The bunting billows. The table creaks. Up top of the stack – there. There. Look out! A triangular finger sandwich -- trimmed at the crust and capped with an olive and a dapple of schmear -- vibrates in the breeze. The lime Jell-O -- chubby now with chunks of pineapple and blits of marshmallow white -- bobbles in tune to the hub-bub and the blow and the breath of it all.

The oak roars. The pulpit rattles. The snackers turn as one to face the call, to break for the intersection, to climb up onto the chairs for a better view. They clutch to the bosom the basket of sandwiches and the macrame sweater and the baby, the purse and the pipe and the Brownie Junior with the rotary shutter and the nickel fitting and the fine meniscus lens. The expendables – the napkins and the candy wrapper and the ash of the Lucky and the Camel and the Cool – sail away. In a skitter they go, off and away in pursuit of the rumor.

Is it any wonder? When they plowed the path and poured the tar and strung the wire to feed the phone and the Philco and the toaster with the Radiant Control and the slimmer snap-in-able crumb tray for easy cleaning, was it not in the name of Roger Babson? When they summoned the builder, the broker, the popsicle man in the bloomers of white at the wheel of the cart with the jangle of bells, was it not by virtue of the power of the name?

And so it is the photographer braces.

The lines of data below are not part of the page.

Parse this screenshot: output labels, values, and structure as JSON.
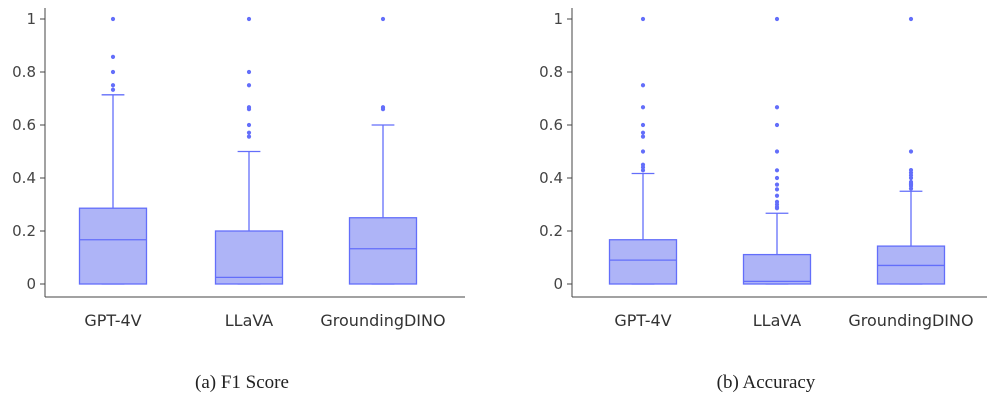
{
  "colors": {
    "box_fill": "#aeb4f7",
    "box_stroke": "#636efa",
    "outlier": "#636efa",
    "axis": "#444444"
  },
  "captions": {
    "a": "(a) F1 Score",
    "b": "(b) Accuracy"
  },
  "chart_data": [
    {
      "type": "box",
      "title": "",
      "xlabel": "",
      "ylabel": "",
      "ylim": [
        0,
        1
      ],
      "yticks": [
        0,
        0.2,
        0.4,
        0.6,
        0.8,
        1
      ],
      "ytick_labels": [
        "0",
        "0.2",
        "0.4",
        "0.6",
        "0.8",
        "1"
      ],
      "grid": false,
      "categories": [
        "GPT-4V",
        "LLaVA",
        "GroundingDINO"
      ],
      "boxes": [
        {
          "q1": 0,
          "median": 0.167,
          "q3": 0.286,
          "lower_whisker": 0,
          "upper_whisker": 0.714,
          "outliers": [
            0.733,
            0.75,
            0.8,
            0.857,
            1
          ]
        },
        {
          "q1": 0,
          "median": 0.025,
          "q3": 0.2,
          "lower_whisker": 0,
          "upper_whisker": 0.5,
          "outliers": [
            0.556,
            0.571,
            0.6,
            0.66,
            0.667,
            0.75,
            0.8,
            1
          ]
        },
        {
          "q1": 0,
          "median": 0.133,
          "q3": 0.25,
          "lower_whisker": 0,
          "upper_whisker": 0.6,
          "outliers": [
            0.66,
            0.667,
            1
          ]
        }
      ]
    },
    {
      "type": "box",
      "title": "",
      "xlabel": "",
      "ylabel": "",
      "ylim": [
        0,
        1
      ],
      "yticks": [
        0,
        0.2,
        0.4,
        0.6,
        0.8,
        1
      ],
      "ytick_labels": [
        "0",
        "0.2",
        "0.4",
        "0.6",
        "0.8",
        "1"
      ],
      "grid": false,
      "categories": [
        "GPT-4V",
        "LLaVA",
        "GroundingDINO"
      ],
      "boxes": [
        {
          "q1": 0,
          "median": 0.09,
          "q3": 0.167,
          "lower_whisker": 0,
          "upper_whisker": 0.417,
          "outliers": [
            0.429,
            0.44,
            0.45,
            0.5,
            0.556,
            0.571,
            0.6,
            0.667,
            0.75,
            1
          ]
        },
        {
          "q1": 0,
          "median": 0.01,
          "q3": 0.111,
          "lower_whisker": 0,
          "upper_whisker": 0.267,
          "outliers": [
            0.286,
            0.29,
            0.3,
            0.31,
            0.333,
            0.357,
            0.375,
            0.4,
            0.429,
            0.5,
            0.6,
            0.667,
            1
          ]
        },
        {
          "q1": 0,
          "median": 0.07,
          "q3": 0.143,
          "lower_whisker": 0,
          "upper_whisker": 0.35,
          "outliers": [
            0.36,
            0.37,
            0.375,
            0.38,
            0.385,
            0.4,
            0.41,
            0.42,
            0.43,
            0.5,
            1
          ]
        }
      ]
    }
  ]
}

Hugs the tripod. With a twist of the tips of the fingers, like a safecracker not but a click away from a lift, he tweaks the lens of the Rolleiflex so as to freeze – hurry now, hurry – the landslide of the every and the all.

Hold it now. Steady. By the power of the name, the squirrels, they muster atop the telephone wire that hums across the intersection. To attention they stand. Up. Up, the hindquarters aquiver, and face front, as if awaiting a word. The sky darkens. The stars bristle. The earth hurries into place. On the count of three now, and the sea sings out a warning, and the smoker of pipes readies the pipe, and the setter of bones readies the bone, and the saver of souls readies the soul. At the sound of his voice will the pipe ignite? The bone bind? The soul sing? Who can say? Who’s to say that it wouldn’t, that it couldn’t be so?

From out the wood he comes, through the hole in the hedge that borders the wood and, beyond that, the wild.

Hand on a sleeve, an elbow, in a hover atop the head of a child, he makes his way through the stragglers at the fringe. Fixed as they are on the grandstand and the bunting and the cake, the crew at the corner with the banner and the bugle and the drum, the cheers of the crowd and the blare of the siren, they pay him no mind. In his hand a coil of ticker-tape, a tangle of striplets in shades of yellow and bay. Riven the skin. Ruddy as a red potato the terrain of the face.

As if this were his only -- his singular -- destination, he makes his way toward you. With a hobble he walks. Heavy the bones he bears, all of a piece through the heavy air. As he draws near to you – half-hidden here in the fold of the skirt of your mother – he smiles. Certain as the sky, this smile of his. In the hold of his hand, a secret.

You tug at the skirt of your mother, but so taken is she by the bright of the banners and the shoop and the boom of the fireworks, by the cries of the busker and the cop and the baby, by the air that hurries the scent of the cinder and the orange and the salt of the sea, by the chair in a shiver beneath her feet as she shoulders up at the sky, she pays you no mind.

He drops to one knee. From out the suit of white seersucker, it dangles, the string tie. Stetson the hat – white with a silver trim. Crocodile skin the boots. Fine. Fine figure of --

Onto your shoulder he lays a hand. Not but a wisp of white, the goatee. Slender the bones. Taut as a bow, the rigging. He leans. His face he lowers. The moon overhead whoas to a halt. The sea surges up to swallow the stars. Into your ear he whispers.